Depuis 1990, les lemmings du sud de la Norvège ne connaissent plus les cycles de population de trois à cinq ans qui leur étaient autrefois typiques. Le pergélisol du Canada fond depuis plus d'une décennie. À l'évidence, il se passe quelque chose de grave dans les écosystèmes planétaires.

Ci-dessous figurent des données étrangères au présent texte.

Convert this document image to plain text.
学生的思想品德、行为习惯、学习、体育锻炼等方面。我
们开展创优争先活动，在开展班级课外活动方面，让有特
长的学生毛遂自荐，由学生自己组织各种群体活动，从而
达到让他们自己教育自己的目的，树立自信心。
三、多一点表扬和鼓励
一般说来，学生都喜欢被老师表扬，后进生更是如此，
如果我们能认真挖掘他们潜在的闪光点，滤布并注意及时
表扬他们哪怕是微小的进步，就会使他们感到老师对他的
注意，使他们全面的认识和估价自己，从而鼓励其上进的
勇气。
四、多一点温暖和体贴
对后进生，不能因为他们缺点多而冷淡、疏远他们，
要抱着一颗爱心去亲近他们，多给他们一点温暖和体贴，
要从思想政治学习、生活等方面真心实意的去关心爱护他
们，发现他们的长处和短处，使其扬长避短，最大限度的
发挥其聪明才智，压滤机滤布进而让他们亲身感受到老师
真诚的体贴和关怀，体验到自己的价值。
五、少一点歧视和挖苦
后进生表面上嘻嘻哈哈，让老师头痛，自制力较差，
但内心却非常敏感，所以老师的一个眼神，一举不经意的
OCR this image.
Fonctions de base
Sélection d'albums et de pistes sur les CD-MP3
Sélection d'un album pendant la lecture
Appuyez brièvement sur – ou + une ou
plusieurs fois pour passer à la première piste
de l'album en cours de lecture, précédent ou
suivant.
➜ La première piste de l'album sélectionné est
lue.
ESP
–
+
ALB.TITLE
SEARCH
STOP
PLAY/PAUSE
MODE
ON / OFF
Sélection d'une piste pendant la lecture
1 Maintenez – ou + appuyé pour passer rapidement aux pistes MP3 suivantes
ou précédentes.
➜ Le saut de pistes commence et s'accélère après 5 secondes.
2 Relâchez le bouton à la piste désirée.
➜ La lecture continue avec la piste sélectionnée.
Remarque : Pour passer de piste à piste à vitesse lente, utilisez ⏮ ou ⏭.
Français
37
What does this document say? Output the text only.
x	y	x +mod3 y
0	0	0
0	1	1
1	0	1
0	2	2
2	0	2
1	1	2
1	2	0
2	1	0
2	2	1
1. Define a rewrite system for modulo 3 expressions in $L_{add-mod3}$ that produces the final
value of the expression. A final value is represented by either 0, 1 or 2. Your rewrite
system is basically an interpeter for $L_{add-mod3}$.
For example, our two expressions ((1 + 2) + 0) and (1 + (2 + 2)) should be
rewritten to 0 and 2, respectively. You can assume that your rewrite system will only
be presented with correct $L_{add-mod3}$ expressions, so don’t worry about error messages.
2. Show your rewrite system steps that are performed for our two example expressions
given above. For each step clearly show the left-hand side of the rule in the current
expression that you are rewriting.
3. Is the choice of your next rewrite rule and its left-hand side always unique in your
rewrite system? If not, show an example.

De plus, un rapport récent de l'ONU sur l'agriculture et l'alimentation (FAO) constate que les pêches marines commerciales ne vont pas bien, car 8% des stocks de poissons sont épuisés, 19% sont surexploités et 50% sont pleinement exploités. Ce sont de très mauvaises nouvelles pour le demi-milliard d'individus qui travaillent dans ce secteur. Un autre rapport annonce une pénurie d'eau mondiale. On apprend aussi que les stocks de morue dans le sud du golfe Saint-Laurent devraient diminuer de 10% en 2009, même sans pêche commerciale.

Voyages «planète en danger»

Comme pour accentuer notre folie collective, des agences de voyage offrent depuis quelque temps déjà des forfaits touristiques basés sur le concept de «planète en danger». Ainsi, on amène des dizaines de milliers de touristes en avion, autocar ou bateau de croisière aux endroits où ça va le plus mal au monde: en Antarctique avant que les grands icebergs flottants se détachent du continent, en Amazonie avant la disparition des forêts tropicales typiques, également là où sont les glaciers de montagne avant qu'ils fondent. Sans oublier les excursions très populaires d'observation d'ours polaires pendant qu'il en reste quelques centaines. Comble d'ironie, on vend, au prix de 7000$ par observateur, ces forfaits de voyage en affirmant aux gens que leur présence dans de tels milieux vulnérables ne laissera aucune trace!

Des observateurs passifs

Dans le fond, nous sommes tous des observateurs passifs de l'agonie présente des écosystèmes.

Pourtant, certains scientifiques nous avisent depuis longtemps que les changements climatiques ne feront que s'aggraver dans le futur, puisque les concentrations de CO2 ont déjà dépassé le seuil critique de 350 ppm. D'autres soutiennent que les rapports du GIEC sont trop timides, ne donnant pas l'heure juste aux décideurs mondiaux. À ces voix, s'ajoute celle de Sir Nicolas Stern qui avoue que les recommandations de son rapport de 2006 étaient trop faibles pour montrer l'urgence de la situation. Nous plaidons sans cesse «non coupables» pour en faire le moins possible en environnement, mais un jour pas si lointain, il faudra en payer le prix.